空き教室では、既に凛々子が机にヴァイオリンケースと鞄を置いて待っていた。
「千鶴さん、お疲れ様。オーディションのことだけど、おうちの方にはもうお話した?」
「母さんが、いい機会だから受けて来いって言ってました。父さんも了承してくれました」
明るい千鶴の返事に、凛々子も顔をほころばせる。
「ご両親が理解のある方で良かったわ。それで、オーディションなのだけれど」
凛々子は、机の上のヴァイオリンケースからパート譜を取り出した。
「オーディションの課題はソロの曲と、今度星の宮ユースの本番でやる曲のパート譜から当日指定します。ソロはこの前の発表会の『オンブラ・マイ・フ』でいきましょう」
「当日は、伴奏はどうするんですか? また、未乃梨に来てもらわなきゃいけないとか?」
「当日は伴奏なしで演奏してもらいます。失敗がもしあっても、最後まで堂々と弾ければ大丈夫よ」
凛々子はそこまで説明すると、先程ヴァイオリンケースから取り出したパート譜を開く。
「早速、弾いてみましょうか。まずはこの場所を、テンポはこんな感じ」
その、凛々子が歩くような速さの四拍子を振ってから開いたパート譜のページは、コントラバスの一番低い音域を存分に使ったフレーズだった。
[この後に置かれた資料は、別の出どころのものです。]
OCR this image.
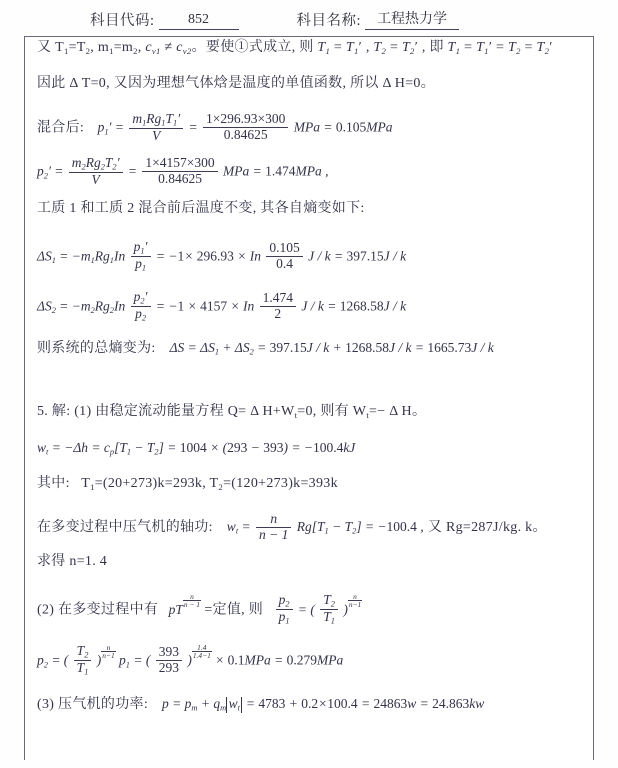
科目代码:	852	科目名称:	工程热力学
又 $T_1=T_2$, $m_1=m_2$, cv1 ≠ cv2。要使①式成立, 则 T1 = T1′ , T2 = T2′ , 即 T1 = T1′ = T2 = T2′
因此 Δ T=0, 又因为理想气体焓是温度的单值函数, 所以 Δ H=0。
混合后: $p1' = \frac{m1Rg1T1'}{V} = \frac{1\times 296.93\times 300}{0.84625}$ MPa = 0.105MPa
$p2' = \frac{m2Rg2T2'}{V} = \frac{1\times 4157\times 300}{0.84625}$ MPa = 1.474MPa ,
工质 1 和工质 2 混合前后温度不变, 其各自熵变如下:
$\Delta S1 = -m1Rg1In \frac{p1'}{p1} = -1\times 296.93 \times In \frac{0.105}{0.4}$ J / k = 397.15J / k
$\Delta S2 = -m2Rg2In \frac{p2'}{p2} = -1 \times 4157 \times In \frac{1.474}{2}$ J / k = 1268.58J / k
则系统的总熵变为:    ΔS = ΔS1 + ΔS2 = 397.15J / k + 1268.58J / k = 1665.73J / k
5. 解: (1) 由稳定流动能量方程 Q= Δ $H+W_t=0$, 则有 $W_t=- \Delta$ H。
wt = −Δh = cp[T1 − T2] = 1004 × (293 − 393) = −100.4kJ
其中:   $T_1=(20+273)k=293k$, $T_2=(120+273)k=393k$
在多变过程中压气机的轴功: wt = $\frac{n}{n - 1} Rg[T1 - T2] = -100.4$ , 又 Rg=287J/kg. k。
求得 n=1. 4
(2) 在多变过程中有 pT
$\frac{n}{n - 1}$
=定值, 则 $\frac{p2}{p1}$ = ( $\frac{T2}{T1}$ )
$\frac{n}{n-1}$
p2 = ( $\frac{T2}{T1}$ )
$\frac{n}{n-1}$
p1 = ( $\frac{393}{293}$ )
$\frac{1.4}{1.4-1}$
× 0.1MPa = 0.279MPa
(3) 压气机的功率: p = pm + qm wt = 4783 + 0.2×100.4 = 24863w = 24.863kw
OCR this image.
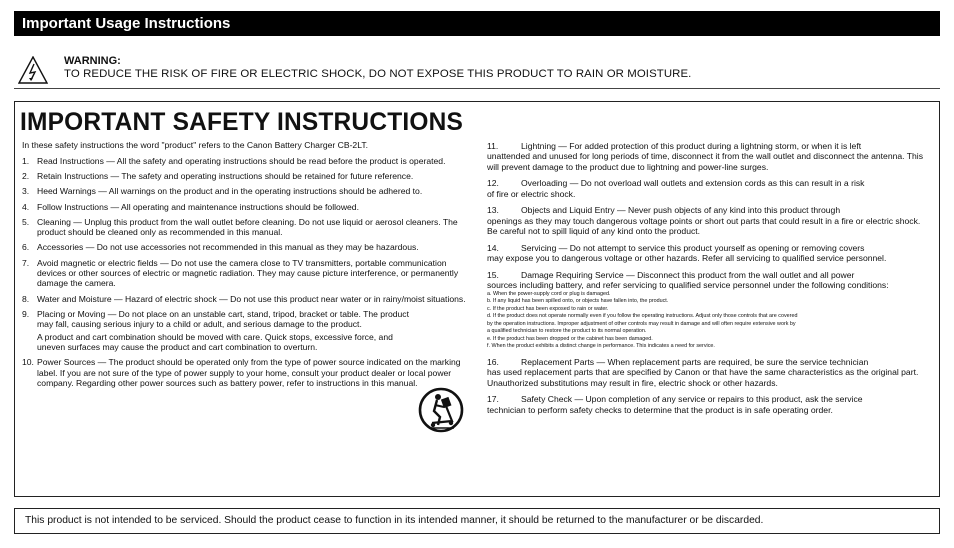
Important Usage Instructions
WARNING:
TO REDUCE THE RISK OF FIRE OR ELECTRIC SHOCK, DO NOT EXPOSE THIS PRODUCT TO RAIN OR MOISTURE.
IMPORTANT SAFETY INSTRUCTIONS
In these safety instructions the word "product" refers to the Canon Battery Charger CB-2LT.
1. Read Instructions — All the safety and operating instructions should be read before the product is operated.
2. Retain Instructions — The safety and operating instructions should be retained for future reference.
3. Heed Warnings — All warnings on the product and in the operating instructions should be adhered to.
4. Follow Instructions — All operating and maintenance instructions should be followed.
5. Cleaning — Unplug this product from the wall outlet before cleaning. Do not use liquid or aerosol cleaners. The product should be cleaned only as recommended in this manual.
6. Accessories — Do not use accessories not recommended in this manual as they may be hazardous.
7. Avoid magnetic or electric fields — Do not use the camera close to TV transmitters, portable communication devices or other sources of electric or magnetic radiation. They may cause picture interference, or permanently damage the camera.
8. Water and Moisture — Hazard of electric shock — Do not use this product near water or in rainy/moist situations.
9. Placing or Moving — Do not place on an unstable cart, stand, tripod, bracket or table. The product may fall, causing serious injury to a child or adult, and serious damage to the product.
A product and cart combination should be moved with care. Quick stops, excessive force, and uneven surfaces may cause the product and cart combination to overturn.
10. Power Sources — The product should be operated only from the type of power source indicated on the marking label. If you are not sure of the type of power supply to your home, consult your product dealer or local power company. Regarding other power sources such as battery power, refer to instructions in this manual.
11.	Lightning — For added protection of this product during a lightning storm, or when it is left
unattended and unused for long periods of time, disconnect it from the wall outlet and disconnect the antenna. This will prevent damage to the product due to lightning and power-line surges.
12.	Overloading — Do not overload wall outlets and extension cords as this can result in a risk
of fire or electric shock.
13.	Objects and Liquid Entry — Never push objects of any kind into this product through
openings as they may touch dangerous voltage points or short out parts that could result in a fire or electric shock. Be careful not to spill liquid of any kind onto the product.
14.	Servicing — Do not attempt to service this product yourself as opening or removing covers
may expose you to dangerous voltage or other hazards. Refer all servicing to qualified service personnel.
15.	Damage Requiring Service — Disconnect this product from the wall outlet and all power
sources including battery, and refer servicing to qualified service personnel under the following conditions:
a. When the power-supply cord or plug is damaged.
b. If any liquid has been spilled onto, or objects have fallen into, the product.
c. If the product has been exposed to rain or water.
d. If the product does not operate normally even if you follow the operating instructions. Adjust only those controls that are covered
by the operation instructions. Improper adjustment of other controls may result in damage and will often require extensive work by
a qualified technician to restore the product to its normal operation.
e. If the product has been dropped or the cabinet has been damaged.
f. When the product exhibits a distinct change in performance. This indicates a need for service.
16.	Replacement Parts — When replacement parts are required, be sure the service technician
has used replacement parts that are specified by Canon or that have the same characteristics as the original part. Unauthorized substitutions may result in fire, electric shock or other hazards.
17.	Safety Check — Upon completion of any service or repairs to this product, ask the service
technician to perform safety checks to determine that the product is in safe operating order.
This product is not intended to be serviced. Should the product cease to function in its intended manner, it should be returned to the manufacturer or be discarded.
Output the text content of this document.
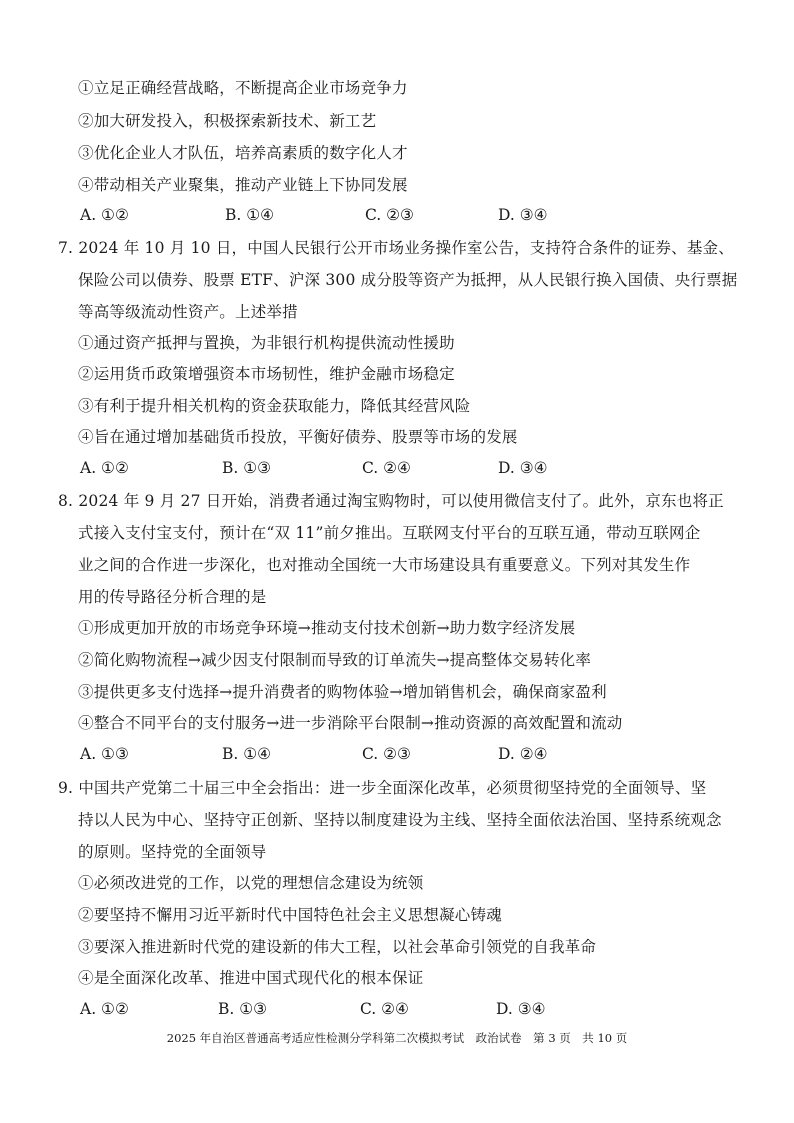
①立足正确经营战略，不断提高企业市场竞争力
②加大研发投入，积极探索新技术、新工艺
③优化企业人才队伍，培养高素质的数字化人才
④带动相关产业聚集，推动产业链上下协同发展
A. ①②	B. ①④	C. ②③	D. ③④
7. 2024 年 10 月 10 日，中国人民银行公开市场业务操作室公告，支持符合条件的证券、基金、
保险公司以债券、股票 ETF、沪深 300 成分股等资产为抵押，从人民银行换入国债、央行票据
等高等级流动性资产。上述举措
①通过资产抵押与置换，为非银行机构提供流动性援助
②运用货币政策增强资本市场韧性，维护金融市场稳定
③有利于提升相关机构的资金获取能力，降低其经营风险
④旨在通过增加基础货币投放，平衡好债券、股票等市场的发展
A. ①②	B. ①③	C. ②④	D. ③④
8. 2024 年 9 月 27 日开始，消费者通过淘宝购物时，可以使用微信支付了。此外，京东也将正
式接入支付宝支付，预计在“双 11”前夕推出。互联网支付平台的互联互通，带动互联网企
业之间的合作进一步深化，也对推动全国统一大市场建设具有重要意义。下列对其发生作
用的传导路径分析合理的是
①形成更加开放的市场竞争环境→推动支付技术创新→助力数字经济发展
②简化购物流程→减少因支付限制而导致的订单流失→提高整体交易转化率
③提供更多支付选择→提升消费者的购物体验→增加销售机会，确保商家盈利
④整合不同平台的支付服务→进一步消除平台限制→推动资源的高效配置和流动
A. ①③	B. ①④	C. ②③	D. ②④
9. 中国共产党第二十届三中全会指出：进一步全面深化改革，必须贯彻坚持党的全面领导、坚
持以人民为中心、坚持守正创新、坚持以制度建设为主线、坚持全面依法治国、坚持系统观念
的原则。坚持党的全面领导
①必须改进党的工作，以党的理想信念建设为统领
②要坚持不懈用习近平新时代中国特色社会主义思想凝心铸魂
③要深入推进新时代党的建设新的伟大工程，以社会革命引领党的自我革命
④是全面深化改革、推进中国式现代化的根本保证
A. ①②	B. ①③	C. ②④	D. ③④
2025 年自治区普通高考适应性检测分学科第二次模拟考试　政治试卷　第 3 页　共 10 页
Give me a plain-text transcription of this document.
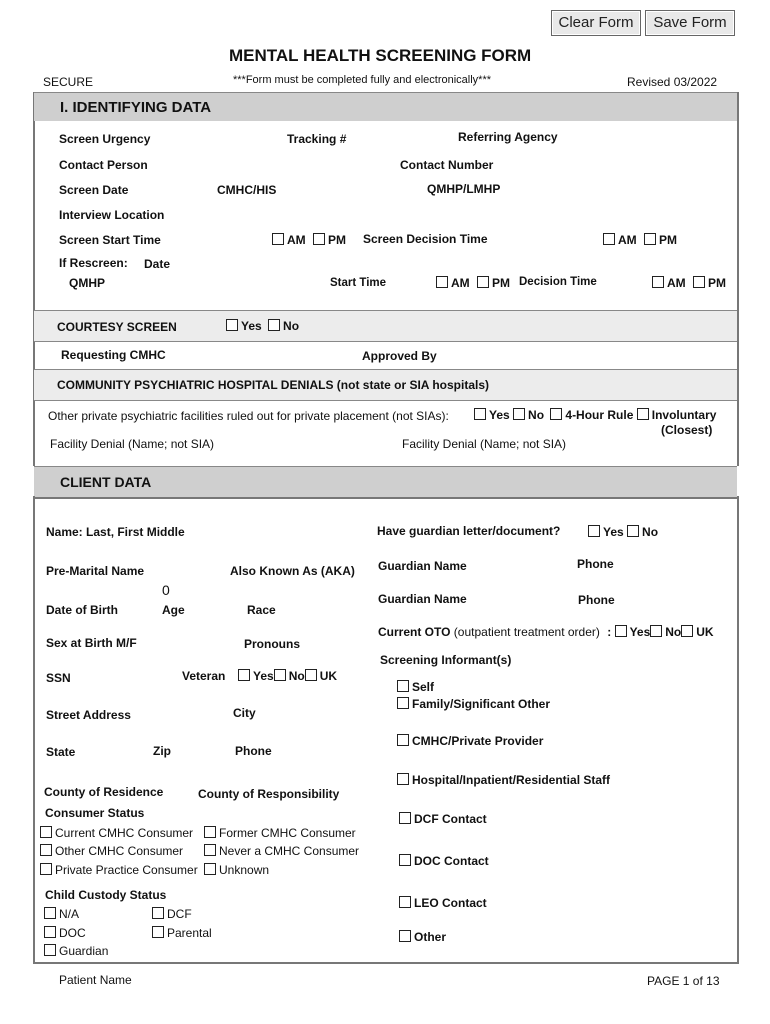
Clear Form	Save Form
MENTAL HEALTH SCREENING FORM
SECURE	***Form must be completed fully and electronically***	Revised 03/2022
I. IDENTIFYING DATA
Screen Urgency	Tracking #	Referring Agency
Contact Person	Contact Number
Screen Date	CMHC/HIS	QMHP/LMHP
Interview Location
Screen Start Time	AM PM Screen Decision Time	AM PM
If Rescreen: Date
QMHP	Start Time	AM PM Decision Time	AM PM
COURTESY SCREEN	Yes No
Requesting CMHC	Approved By
COMMUNITY PSYCHIATRIC HOSPITAL DENIALS (not state or SIA hospitals)
Other private psychiatric facilities ruled out for private placement (not SIAs):	Yes No 4-Hour Rule Involuntary
(Closest)
Facility Denial (Name; not SIA)	Facility Denial (Name; not SIA)
CLIENT DATA
Name: Last, First Middle
Pre-Marital Name	Also Known As (AKA)
0
Date of Birth	Age	Race
Sex at Birth M/F	Pronouns
SSN	Veteran	Yes No UK
Street Address	City
State	Zip	Phone
County of Residence	County of Responsibility
Consumer Status
Current CMHC Consumer	Former CMHC Consumer
Other CMHC Consumer	Never a CMHC Consumer
Private Practice Consumer	Unknown
Child Custody Status
N/A	DCF
DOC	Parental
Guardian
Have guardian letter/document?	Yes No
Guardian Name	Phone
Guardian Name	Phone
Current OTO (outpatient treatment order) : Yes No UK
Screening Informant(s)
Self
Family/Significant Other
CMHC/Private Provider
Hospital/Inpatient/Residential Staff
DCF Contact
DOC Contact
LEO Contact
Other
Patient Name	PAGE 1 of 13
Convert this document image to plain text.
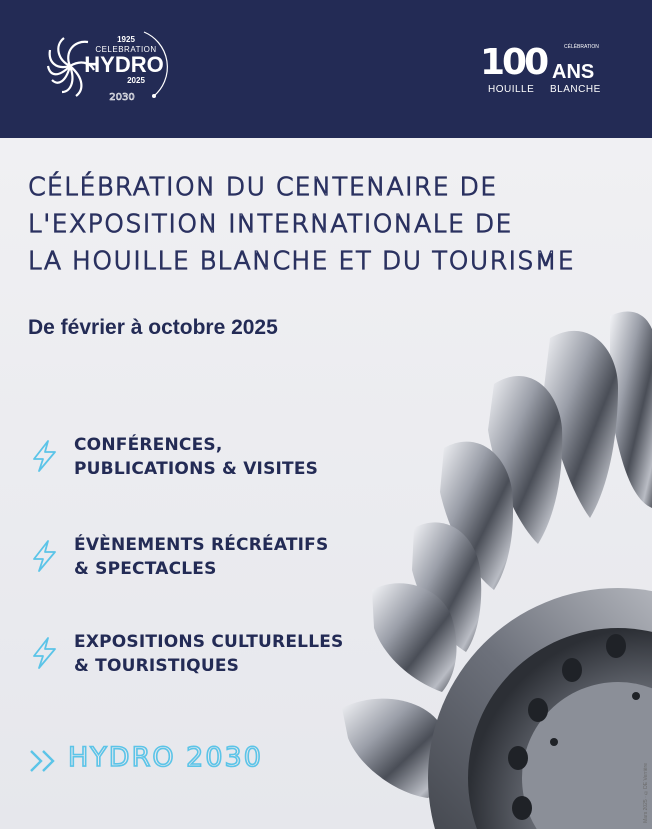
1925
CELEBRATION
HYDRO
2025
2030
100	CÉLÉBRATION
ANS
HOUILLE BLANCHE
CÉLÉBRATION DU CENTENAIRE DE
L'EXPOSITION INTERNATIONALE DE
LA HOUILLE BLANCHE ET DU TOURISME

De février à octobre 2025

CONFÉRENCES,
PUBLICATIONS & VISITES
ÉVÈNEMENTS RÉCRÉATIFS
& SPECTACLES
EXPOSITIONS CULTURELLES
& TOURISTIQUES
HYDRO 2030
Mars 2025 · ©DE Verrière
千鶴が部活で弾いている楽器で出せる一番低いEの音まで出てくるそのフレーズは、伴奏や和音の支えというよりは、何かの旋律のように見える気がしなくもない。
千鶴は、その凛々子が示したフレーズを弾き始めた。それは、以前に千鶴が凛々子買い物に出かけた後で寄ったカフェで、スマホにイヤフォンを繋いで聴かせてもらった曲だった。
(これ、確かマイスタージンガー、って曲?)
千鶴が弾いているフレーズは、いくつもの尖塔をそなえた石造りの城のような、普段千鶴が感じたことのない巨大さを感じたその曲そのもので、凛々子に聴かせてもらった時に感じた、城に甲冑を着けた騎士が大勢集まっる中に現れた王のような威容を思い出すには十分だった。
千鶴は、その物々しさすら感じるそのフレーズを最後まで弾ききった。決して速いテンポではないとはいえ、初見のフレーズをほとんど間違えずに弾いた千鶴のコントラバスの余韻は、空き教室の中で随分と長く残った。